The present disclosure relates generally to a power control system and, more specifically, to a control system for an active power converter interfacing an energy source (e.g., photovoltaic generator or wind turbine), load (motor drive for elevator) or storage system (e.g. battery), connected to a power grid.
Three-phase grid-connected power electronics converters are widely applied on areas such as regenerative drives, energy storage connected to the grid, and renewable generation and transportation. When the converters are connected to weak electrical grids, the grid impedance interacts with the local control. This may results in an otherwise stable controller becoming unstable (or having low stability margins) when installed on end-user facilities. The grid impedance of end-user facilities is typically unknown at the time of installation, which may require the installer to have advanced technical knowledge, and/or result in a delayed commissioning process.

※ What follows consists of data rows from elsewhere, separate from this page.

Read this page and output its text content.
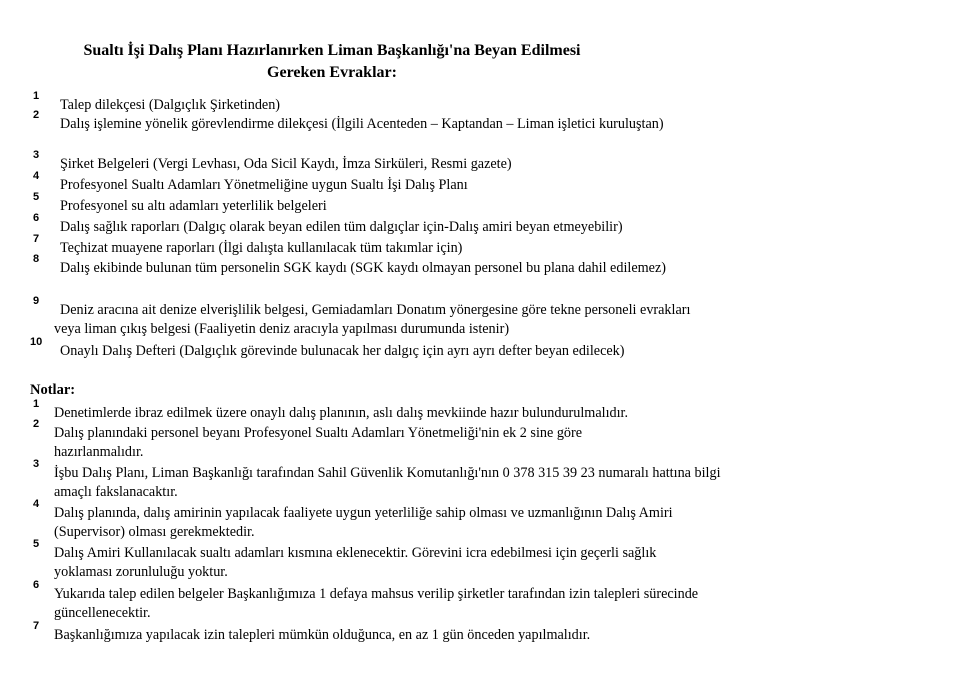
Sualtı İşi Dalış Planı Hazırlanırken Liman Başkanlığı'na Beyan Edilmesi
Gereken Evraklar:
1
Talep dilekçesi (Dalgıçlık Şirketinden)
2
Dalış işlemine yönelik görevlendirme dilekçesi (İlgili Acenteden – Kaptandan – Liman işletici kuruluştan)
3
Şirket Belgeleri (Vergi Levhası, Oda Sicil Kaydı, İmza Sirküleri, Resmi gazete)
4
Profesyonel Sualtı Adamları Yönetmeliğine uygun Sualtı İşi Dalış Planı
5
Profesyonel su altı adamları yeterlilik belgeleri
6
Dalış sağlık raporları (Dalgıç olarak beyan edilen tüm dalgıçlar için-Dalış amiri beyan etmeyebilir)
7
Teçhizat muayene raporları (İlgi dalışta kullanılacak tüm takımlar için)
8
Dalış ekibinde bulunan tüm personelin SGK kaydı (SGK kaydı olmayan personel bu plana dahil edilemez)
9
Deniz aracına ait denize elverişlilik belgesi, Gemiadamları Donatım yönergesine göre tekne personeli evrakları veya liman çıkış belgesi (Faaliyetin deniz aracıyla yapılması durumunda istenir)
10
Onaylı Dalış Defteri (Dalgıçlık görevinde bulunacak her dalgıç için ayrı ayrı defter beyan edilecek)
Notlar:
1
Denetimlerde ibraz edilmek üzere onaylı dalış planının, aslı dalış mevkiinde hazır bulundurulmalıdır.
2
Dalış planındaki personel beyanı Profesyonel Sualtı Adamları Yönetmeliği'nin ek 2 sine göre hazırlanmalıdır.
3
İşbu Dalış Planı, Liman Başkanlığı tarafından Sahil Güvenlik Komutanlığı'nın 0 378 315 39 23 numaralı hattına bilgi amaçlı fakslanacaktır.
4
Dalış planında, dalış amirinin yapılacak faaliyete uygun yeterliliğe sahip olması ve uzmanlığının Dalış Amiri (Supervisor) olması gerekmektedir.
5
Dalış Amiri Kullanılacak sualtı adamları kısmına eklenecektir. Görevini icra edebilmesi için geçerli sağlık yoklaması zorunluluğu yoktur.
6
Yukarıda talep edilen belgeler Başkanlığımıza 1 defaya mahsus verilip şirketler tarafından izin talepleri sürecinde güncellenecektir.
7
Başkanlığımıza yapılacak izin talepleri mümkün olduğunca, en az 1 gün önceden yapılmalıdır.
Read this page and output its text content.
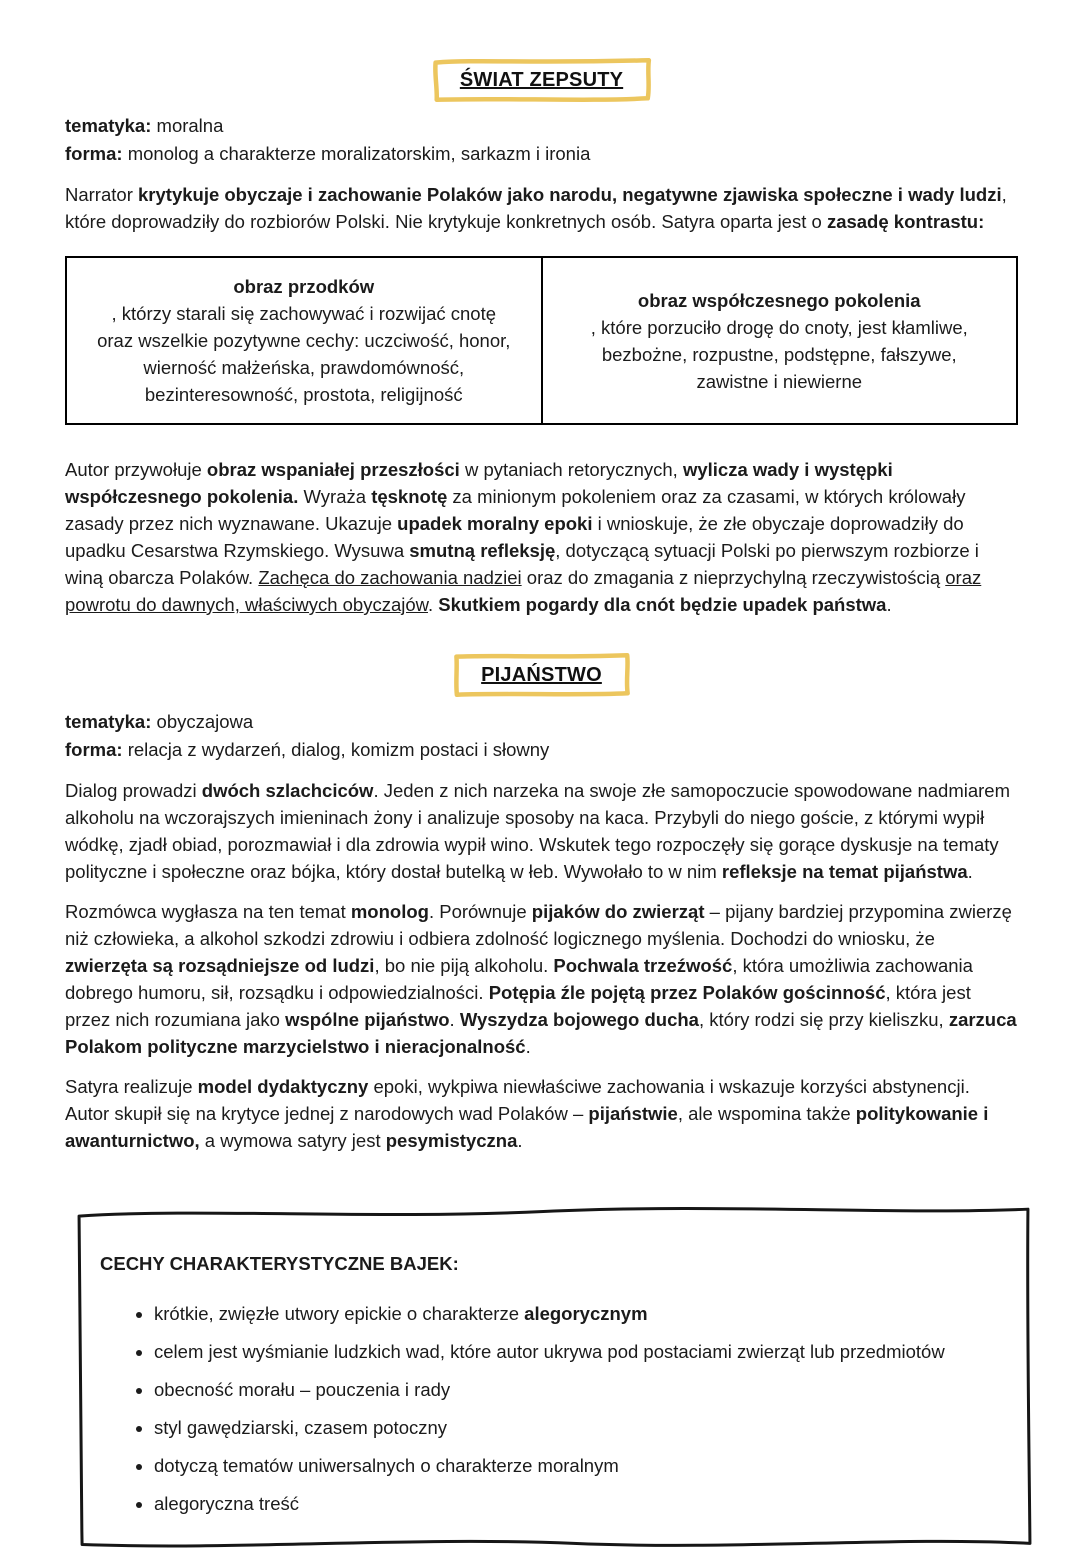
ŚWIAT ZEPSUTY

tematyka: moralna

forma: monolog a charakterze moralizatorskim, sarkazm i ironia

Narrator krytykuje obyczaje i zachowanie Polaków jako narodu, negatywne zjawiska społeczne i wady ludzi, które doprowadziły do rozbiorów Polski. Nie krytykuje konkretnych osób. Satyra oparta jest o zasadę kontrastu:

obraz przodków
, którzy starali się zachowywać i rozwijać cnotę oraz wszelkie pozytywne cechy: uczciwość, honor, wierność małżeńska, prawdomówność, bezinteresowność, prostota, religijność
obraz współczesnego pokolenia
, które porzuciło drogę do cnoty, jest kłamliwe, bezbożne, rozpustne, podstępne, fałszywe, zawistne i niewierne

Autor przywołuje obraz wspaniałej przeszłości w pytaniach retorycznych, wylicza wady i występki współczesnego pokolenia. Wyraża tęsknotę za minionym pokoleniem oraz za czasami, w których królowały zasady przez nich wyznawane. Ukazuje upadek moralny epoki i wnioskuje, że złe obyczaje doprowadziły do upadku Cesarstwa Rzymskiego. Wysuwa smutną refleksję, dotyczącą sytuacji Polski po pierwszym rozbiorze i winą obarcza Polaków. Zachęca do zachowania nadziei oraz do zmagania z nieprzychylną rzeczywistością oraz powrotu do dawnych, właściwych obyczajów. Skutkiem pogardy dla cnót będzie upadek państwa.

PIJAŃSTWO

tematyka: obyczajowa

forma: relacja z wydarzeń, dialog, komizm postaci i słowny

Dialog prowadzi dwóch szlachciców. Jeden z nich narzeka na swoje złe samopoczucie spowodowane nadmiarem alkoholu na wczorajszych imieninach żony i analizuje sposoby na kaca. Przybyli do niego goście, z którymi wypił wódkę, zjadł obiad, porozmawiał i dla zdrowia wypił wino. Wskutek tego rozpoczęły się gorące dyskusje na tematy polityczne i społeczne oraz bójka, który dostał butelką w łeb. Wywołało to w nim refleksje na temat pijaństwa.

Rozmówca wygłasza na ten temat monolog. Porównuje pijaków do zwierząt – pijany bardziej przypomina zwierzę niż człowieka, a alkohol szkodzi zdrowiu i odbiera zdolność logicznego myślenia. Dochodzi do wniosku, że zwierzęta są rozsądniejsze od ludzi, bo nie piją alkoholu. Pochwala trzeźwość, która umożliwia zachowania dobrego humoru, sił, rozsądku i odpowiedzialności. Potępia źle pojętą przez Polaków gościnność, która jest przez nich rozumiana jako wspólne pijaństwo. Wyszydza bojowego ducha, który rodzi się przy kieliszku, zarzuca Polakom polityczne marzycielstwo i nieracjonalność.

Satyra realizuje model dydaktyczny epoki, wykpiwa niewłaściwe zachowania i wskazuje korzyści abstynencji. Autor skupił się na krytyce jednej z narodowych wad Polaków – pijaństwie, ale wspomina także politykowanie i awanturnictwo, a wymowa satyry jest pesymistyczna.

CECHY CHARAKTERYSTYCZNE BAJEK:
• krótkie, zwięzłe utwory epickie o charakterze alegorycznym
• celem jest wyśmianie ludzkich wad, które autor ukrywa pod postaciami zwierząt lub przedmiotów
• obecność morału – pouczenia i rady
• styl gawędziarski, czasem potoczny
• dotyczą tematów uniwersalnych o charakterze moralnym
• alegoryczna treść
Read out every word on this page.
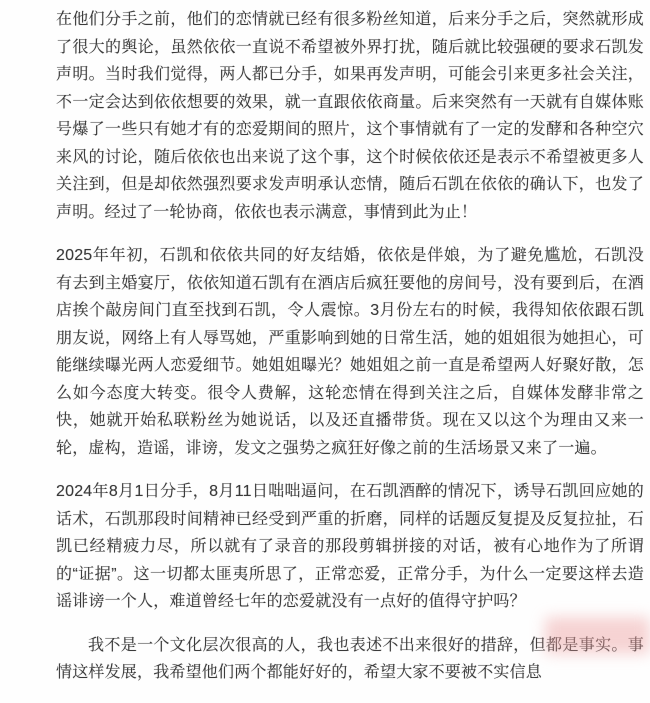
在他们分手之前，他们的恋情就已经有很多粉丝知道，后来分手之后，突然就形成
了很大的舆论，虽然依依一直说不希望被外界打扰，随后就比较强硬的要求石凯发
声明。当时我们觉得，两人都已分手，如果再发声明，可能会引来更多社会关注，
不一定会达到依依想要的效果，就一直跟依依商量。后来突然有一天就有自媒体账
号爆了一些只有她才有的恋爱期间的照片，这个事情就有了一定的发酵和各种空穴
来风的讨论，随后依依也出来说了这个事，这个时候依依还是表示不希望被更多人
关注到，但是却依然强烈要求发声明承认恋情，随后石凯在依依的确认下，也发了
声明。经过了一轮协商，依依也表示满意，事情到此为止！
2025年年初，石凯和依依共同的好友结婚，依依是伴娘，为了避免尴尬，石凯没
有去到主婚宴厅，依依知道石凯有在酒店后疯狂要他的房间号，没有要到后，在酒
店挨个敲房间门直至找到石凯，令人震惊。3月份左右的时候，我得知依依跟石凯
朋友说，网络上有人辱骂她，严重影响到她的日常生活，她的姐姐很为她担心，可
能继续曝光两人恋爱细节。她姐姐曝光？她姐姐之前一直是希望两人好聚好散，怎
么如今态度大转变。很令人费解，这轮恋情在得到关注之后，自媒体发酵非常之
快，她就开始私联粉丝为她说话，以及还直播带货。现在又以这个为理由又来一
轮，虚构，造谣，诽谤，发文之强势之疯狂好像之前的生活场景又来了一遍。
2024年8月1日分手，8月11日咄咄逼问，在石凯酒醉的情况下，诱导石凯回应她的
话术，石凯那段时间精神已经受到严重的折磨，同样的话题反复提及反复拉扯，石
凯已经精疲力尽，所以就有了录音的那段剪辑拼接的对话，被有心地作为了所谓
的“证据”。这一切都太匪夷所思了，正常恋爱，正常分手，为什么一定要这样去造
谣诽谤一个人，难道曾经七年的恋爱就没有一点好的值得守护吗？
我不是一个文化层次很高的人，我也表述不出来很好的措辞，但都是事实。事
情这样发展，我希望他们两个都能好好的，希望大家不要被不实信息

Self-commissioning techniques for power electronic converters can be used to handle uncertainty of model parameters. For three-phase converters, techniques may assume a fixed motor model and control strategy. Techniques may also apply perturbations on several frequencies.
However, only a few self-commissioning techniques have been reported for grid-side converters. The reported techniques applied to grid-connected converters are complex and oriented to particular control strategies such as deadbeat control and state-space adaptive control. The existing self-commissioning techniques typically require injection of a perturbation(s) at multiple frequencies to identify the dynamic characteristics of the electrical grid.